AI Code Generates 2.5x Faster, But Your Maintenance Bill Explodes
I've been watching my team sprint through features with GitHub Copilot for months now, feeling like coding gods. Then I read James Shore's latest post and felt my stomach drop. The productivity honeymoon might be over.
Shore drops a mathematical bomb that's been gnawing at me: if AI doubles your coding speed, your maintenance costs must halve. Triple the speed? You need one-third the maintenance. Miss that target and you're facing what he calls "permanent indenture" - drowning in the upkeep of code you cranked out too fast.
The 2.5-Year Death Clock
Here's the timeline that keeps me up at night:
- Manual coding: Maintenance hits 50% of dev time after 2.5 years
- AI doubles productivity: You get 5.5 years before the maintenance monster devours half your time
- AI triples productivity: You have less than one year before maintenance dominates
The Hacker News thread (356 points, 101 comments) is split between believers and skeptics, but the math is ruthless. Shore's model shows that stopping AI use eliminates productivity gains but leaves you with higher-maintenance codebases. You can't go back.
<> "AI makes it easier to wrangle legacy code" - HN user defending the optimistic view/>
But the counter-evidence is piling up. A 2025 Evans Data Corp survey found 62% of developers report higher bug rates from AI code. Matthew Hou's dev.to analysis reveals the hidden cognitive cost: AI fragments deep work from 4x45-minute blocks daily down to 7x18-minute shallow sessions.
The $100K+ Token Trap
The financial reality is sobering:
- Medium projects burn $20-50/day in tokens
- Scale that across teams: $100K+/year easily
- GPT-4o costs $5-15/million tokens and rising
- Meanwhile, GitHub saw 20% Copilot adoption drop in Q1 2026 due to "review fatigue"
I'm seeing this firsthand. Our AI-generated code is verbose, repetitive, and makes assumptions about infrastructure that lock us into vendor choices we didn't consciously make. MindStudio's 2026 analysis nailed it: AI's unchecked defaults create hidden dependency costs.
The Maintenance Reality Check
Shore admits his model "isn't perfect," but the directional truth feels undeniable. AI coding agents like Cursor and Devin demo impressive speed gains, but where's the evidence of proportional maintenance reductions?

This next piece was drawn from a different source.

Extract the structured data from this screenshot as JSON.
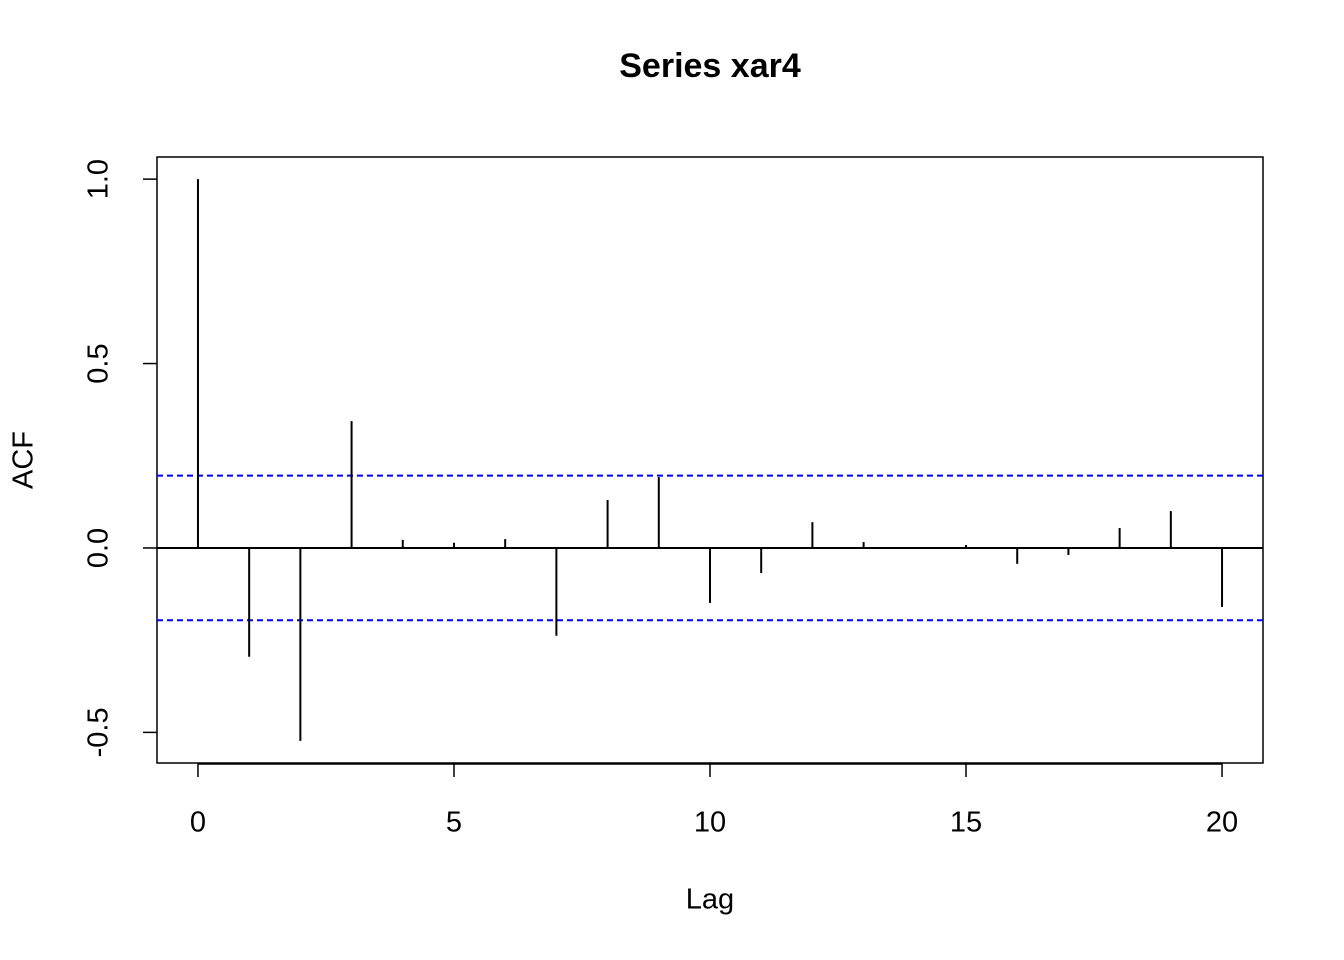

The few claims of better system understanding through AI lack hard evidence. Meanwhile, a 2025 McKinsey study found 30-40% of AI-generated code requires refactoring within months.
Some teams are finding middle ground:
1. Treat AI output as "first draft" requiring heavy review
2. Token budgets to control costs
3. Manual debugging Fridays to maintain skills
4. AI for boilerplate, manual for core logic
But these feel like band-aids on a deeper problem.
The Indenture Economy
What terrifies me most is Shore's "indenture" scenario. Teams get addicted to AI productivity gains, generate massive codebases, then discover the maintenance burden is unsustainable. You can't quit because you'd lose the speed. You can't continue because the costs are exploding.
The industry is responding with promises of "maintenance-aware AI" and self-refactoring agents, but these feel like solutions to problems we created by moving too fast.
My Bet: The AI coding boom hits a wall in 2027 when maintenance costs force a brutal reckoning. Teams that treated AI as a sprint tool will face a marathon of technical debt. The winners will be those who solved the proportional maintenance problem - or never fell for the speed trap in the first place.